Should the Eskimos opt to start two Canadian receivers, which they did occasionally last season, Tevaun Smith and Natey Adjei would be the first to get starting roles with the veteran Anthony Parker close behind. But if Ross can open some eyes at camp, his speed could become a weapon for new starting quarterback Trevor Harris.
RB Jamel Lyles, BC (Round 8, Pick 69)
An eighth-round pick may be a stretch to start at all in the CFL, but there’s a case to be made for running back Jamel Lyles, who had a productive 2018 season with 619 yards on 112 carries (good for 5.5 yards per carry) at the University of Manitoba. In addition to a strong university career, Lyles also turned heads at the combine with his strong, physical playing style.

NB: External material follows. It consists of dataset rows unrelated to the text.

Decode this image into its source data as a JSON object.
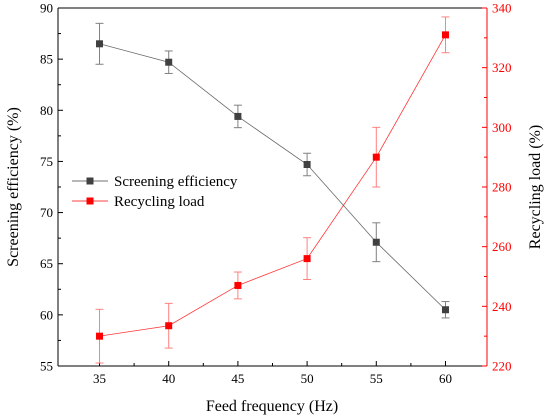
{
  "chart_data": {
    "type": "line",
    "xlabel": "Feed frequency (Hz)",
    "ylabel_left": "Screening efficiency (%)",
    "ylabel_right": "Recycling load (%)",
    "x": [
      35,
      40,
      45,
      50,
      55,
      60
    ],
    "xlim": [
      32,
      63
    ],
    "x_ticks": [
      35,
      40,
      45,
      50,
      55,
      60
    ],
    "ylim_left": [
      55,
      90
    ],
    "y_ticks_left": [
      55,
      60,
      65,
      70,
      75,
      80,
      85,
      90
    ],
    "ylim_right": [
      220,
      340
    ],
    "y_ticks_right": [
      220,
      240,
      260,
      280,
      300,
      320,
      340
    ],
    "grid": false,
    "legend_position": "center-left",
    "series": [
      {
        "name": "Screening efficiency",
        "axis": "left",
        "color": "#404040",
        "marker": "square",
        "values": [
          86.5,
          84.7,
          79.4,
          74.7,
          67.1,
          60.5
        ],
        "errors": [
          2.0,
          1.1,
          1.1,
          1.1,
          1.9,
          0.8
        ]
      },
      {
        "name": "Recycling load",
        "axis": "right",
        "color": "#ff0000",
        "marker": "square",
        "values": [
          230,
          233.5,
          247,
          256,
          290,
          331
        ],
        "errors": [
          9,
          7.5,
          4.5,
          7,
          10,
          6
        ]
      }
    ],
    "axis_colors": {
      "left": "#000000",
      "right": "#ff0000",
      "bottom": "#000000"
    }
  }
}
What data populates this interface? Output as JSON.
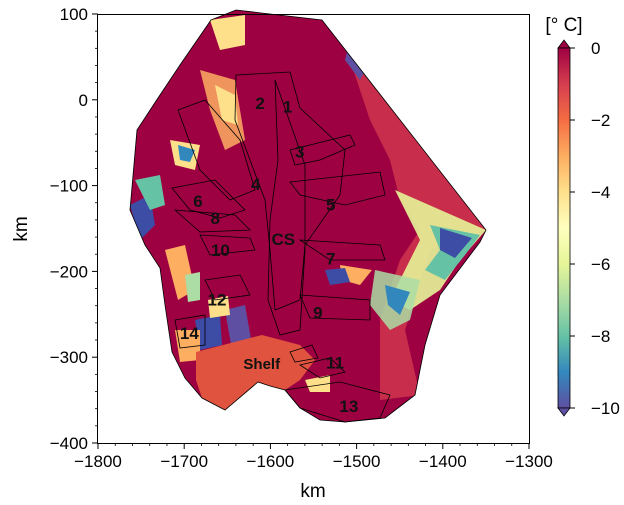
{
  "chart_data": {
    "type": "heatmap",
    "title": "",
    "xlabel": "km",
    "ylabel": "km",
    "xlim": [
      -1800,
      -1300
    ],
    "ylim": [
      -400,
      100
    ],
    "x_ticks": [
      -1800,
      -1700,
      -1600,
      -1500,
      -1400,
      -1300
    ],
    "x_tick_labels": [
      "−1800",
      "−1700",
      "−1600",
      "−1500",
      "−1400",
      "−1300"
    ],
    "y_ticks": [
      100,
      0,
      -100,
      -200,
      -300,
      -400
    ],
    "y_tick_labels": [
      "100",
      "0",
      "−100",
      "−200",
      "−300",
      "−400"
    ],
    "colorbar": {
      "title": "[° C]",
      "range": [
        -10,
        0
      ],
      "ticks": [
        0,
        -2,
        -4,
        -6,
        -8,
        -10
      ],
      "tick_labels": [
        "0",
        "−2",
        "−4",
        "−6",
        "−8",
        "−10"
      ],
      "colormap": "Spectral",
      "extend": "both"
    },
    "region_labels": [
      {
        "text": "1",
        "x": -1580,
        "y": -8
      },
      {
        "text": "2",
        "x": -1612,
        "y": -4
      },
      {
        "text": "3",
        "x": -1566,
        "y": -60
      },
      {
        "text": "4",
        "x": -1617,
        "y": -98
      },
      {
        "text": "5",
        "x": -1530,
        "y": -122
      },
      {
        "text": "6",
        "x": -1684,
        "y": -118
      },
      {
        "text": "8",
        "x": -1664,
        "y": -138
      },
      {
        "text": "CS",
        "x": -1585,
        "y": -162
      },
      {
        "text": "10",
        "x": -1658,
        "y": -175
      },
      {
        "text": "7",
        "x": -1530,
        "y": -185
      },
      {
        "text": "12",
        "x": -1662,
        "y": -233
      },
      {
        "text": "9",
        "x": -1545,
        "y": -248
      },
      {
        "text": "14",
        "x": -1694,
        "y": -272
      },
      {
        "text": "Shelf",
        "x": -1610,
        "y": -307
      },
      {
        "text": "11",
        "x": -1525,
        "y": -306
      },
      {
        "text": "13",
        "x": -1509,
        "y": -357
      }
    ],
    "colors": {
      "dominant_warm": "#9e0142",
      "shelf": "#e0543f",
      "cold": "#3d4da6",
      "mid": "#fee08b"
    }
  }
}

With a 40-yard dash time of 4.64, speed won’t prohibit Lyles from making an impact at the next level, while his versatility as a blocker, receiver and special-teamer should keep him on a roster at least in a developmental role. The true question for Lyles will be the same as for any Canadian running back: will he get an opportunity to start and become an every-down back?
The Lions’ backfield looks set for the season, with John White and Brandon Rutley firmly entrenched at the top of the depth chart. But things can change in the blink of an eye, and if Lyles makes a statement in May and June, the ratio benefits of a Canadian starter can’t be ignored.